Zudem können Früherkennungsuntersuchungen zu einem Überdiagnose-Bias führen, weil auch sehr langsam wachsende oder nicht fortschreitende Tumoren erkannt werden, die vielleicht nie Beschwerden gemacht hätten. Das alles bläht die Fünf-Jahresüberlebens-Rate künstlich auf - und gaukelt eine geringere Sterblichkeitsrate vor. "Aus diesen Gründen eignet sich die Fünf-Jahresüberlebens-Rate nicht dazu, den Effekt von Früherkennungsuntersuchungen einzuschätzen", warnen Gigerenzer und Wegwarth. Vielen Ärzten sei das aber nicht bekannt.

Die Berliner Forscher konfrontierten 65 Urologen, Gynäkologen und Internisten mit verschiedenen Szenarien. Ergebnis: Legte man den Medizinern die Fünfjahres-Überlebens-Raten vor, empfahlen zwei Drittel die Früherkennung, weil sie die Überlebenschancen deutlich verbessere. Konfrontierte man die Ärzte dagegen mit der tatsächlichen Sterblichkeit bei bestimmten Krankheiten, empfahlen weniger als 10 Prozent der Befragten die Untersuchung.

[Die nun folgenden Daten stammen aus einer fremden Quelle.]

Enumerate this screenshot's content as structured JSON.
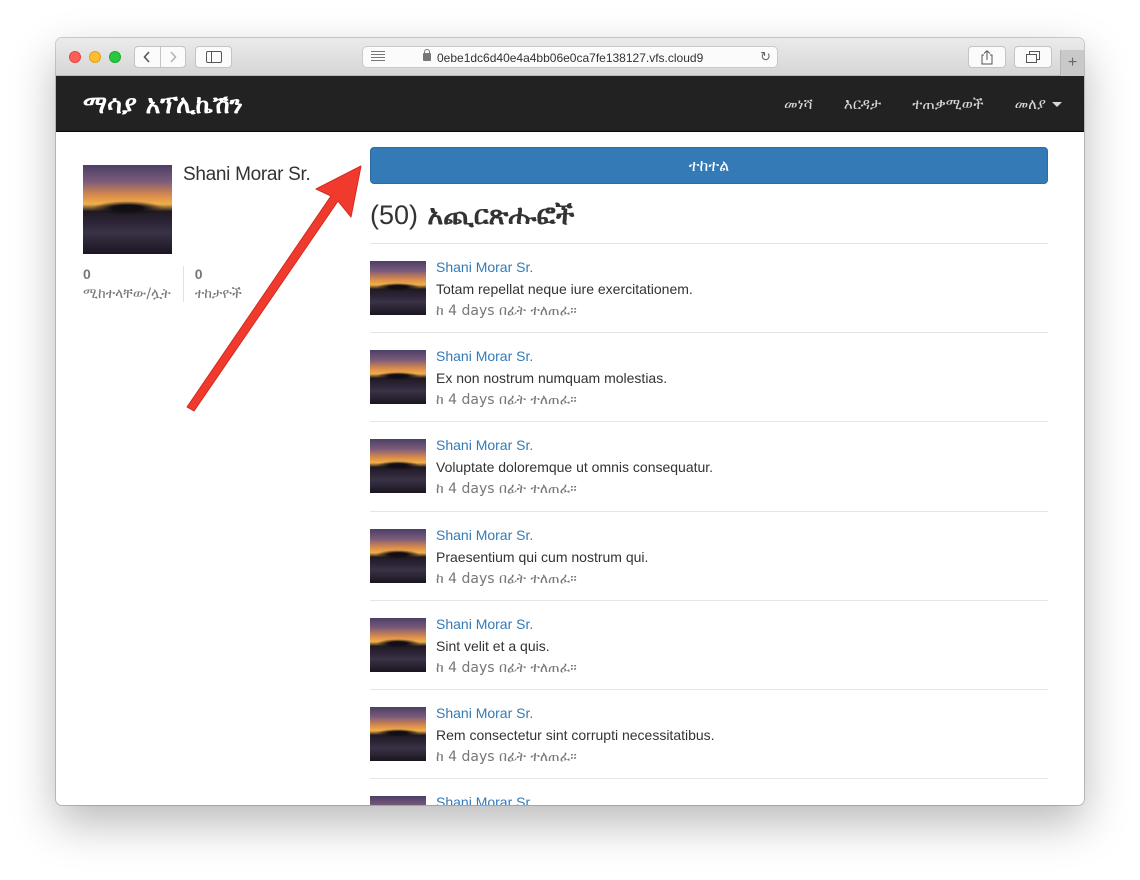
{
  "browser": {
    "url": "0ebe1dc6d40e4a4bb06e0ca7fe138127.vfs.cloud9",
    "back_icon": "chevron-left",
    "forward_icon": "chevron-right",
    "new_tab_label": "+"
  },
  "navbar": {
    "brand": "ማሳያ አፕሊኬሽን",
    "links": [
      {
        "label": "መነሻ"
      },
      {
        "label": "እርዳታ"
      },
      {
        "label": "ተጠቃሚወች"
      },
      {
        "label": "መለያ"
      }
    ]
  },
  "profile": {
    "name": "Shani Morar Sr.",
    "stats": [
      {
        "value": "0",
        "label": "ሚከተላቸው/ሏት"
      },
      {
        "value": "0",
        "label": "ተከታዮች"
      }
    ]
  },
  "follow_button": {
    "label": "ተከተል"
  },
  "feed": {
    "count": "(50)",
    "title": "አጪርጽሑፎች",
    "posts": [
      {
        "user": "Shani Morar Sr.",
        "body": "Totam repellat neque iure exercitationem.",
        "time": "ከ 4 days በፊት ተለጠፈ።"
      },
      {
        "user": "Shani Morar Sr.",
        "body": "Ex non nostrum numquam molestias.",
        "time": "ከ 4 days በፊት ተለጠፈ።"
      },
      {
        "user": "Shani Morar Sr.",
        "body": "Voluptate doloremque ut omnis consequatur.",
        "time": "ከ 4 days በፊት ተለጠፈ።"
      },
      {
        "user": "Shani Morar Sr.",
        "body": "Praesentium qui cum nostrum qui.",
        "time": "ከ 4 days በፊት ተለጠፈ።"
      },
      {
        "user": "Shani Morar Sr.",
        "body": "Sint velit et a quis.",
        "time": "ከ 4 days በፊት ተለጠፈ።"
      },
      {
        "user": "Shani Morar Sr.",
        "body": "Rem consectetur sint corrupti necessitatibus.",
        "time": "ከ 4 days በፊት ተለጠፈ።"
      },
      {
        "user": "Shani Morar Sr.",
        "body": "",
        "time": ""
      }
    ]
  },
  "colors": {
    "navbar_bg": "#222222",
    "primary": "#337ab7",
    "annotation_arrow": "#f03a2e"
  }
}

Kaum jemand wusste, was ein Überdiagnose-Bias oder ein Vorlaufzeit-Bias ist: "Nur drei Prozent konnten korrekt erklären, was der Vorlaufbias bedeutet und niemand, was hinter dem Überdiagnose-Bias steckt", sagt Wegwarth. Die beiden Autoren wollen damit keinesfalls Ärzteschelte betreiben. Die Defizite lägen vielmehr in der "jahrzehntelang vernachlässigten Ausbildung, was das Verständnis von Statistiken und Risikokommunikation betrifft".

Weder das Medizinstudium noch die ärztliche Weiterbildung leistet ihrer Meinung nach genug dafür. "Auch medizinische Fachzeitschriften und Broschüren verbreiten intransparente Statistiken, die Ärzte irreführen, da sie in ihrer Ausbildung nicht darauf vorbereitet wurden." Manchmal eben zum Schaden des Patienten.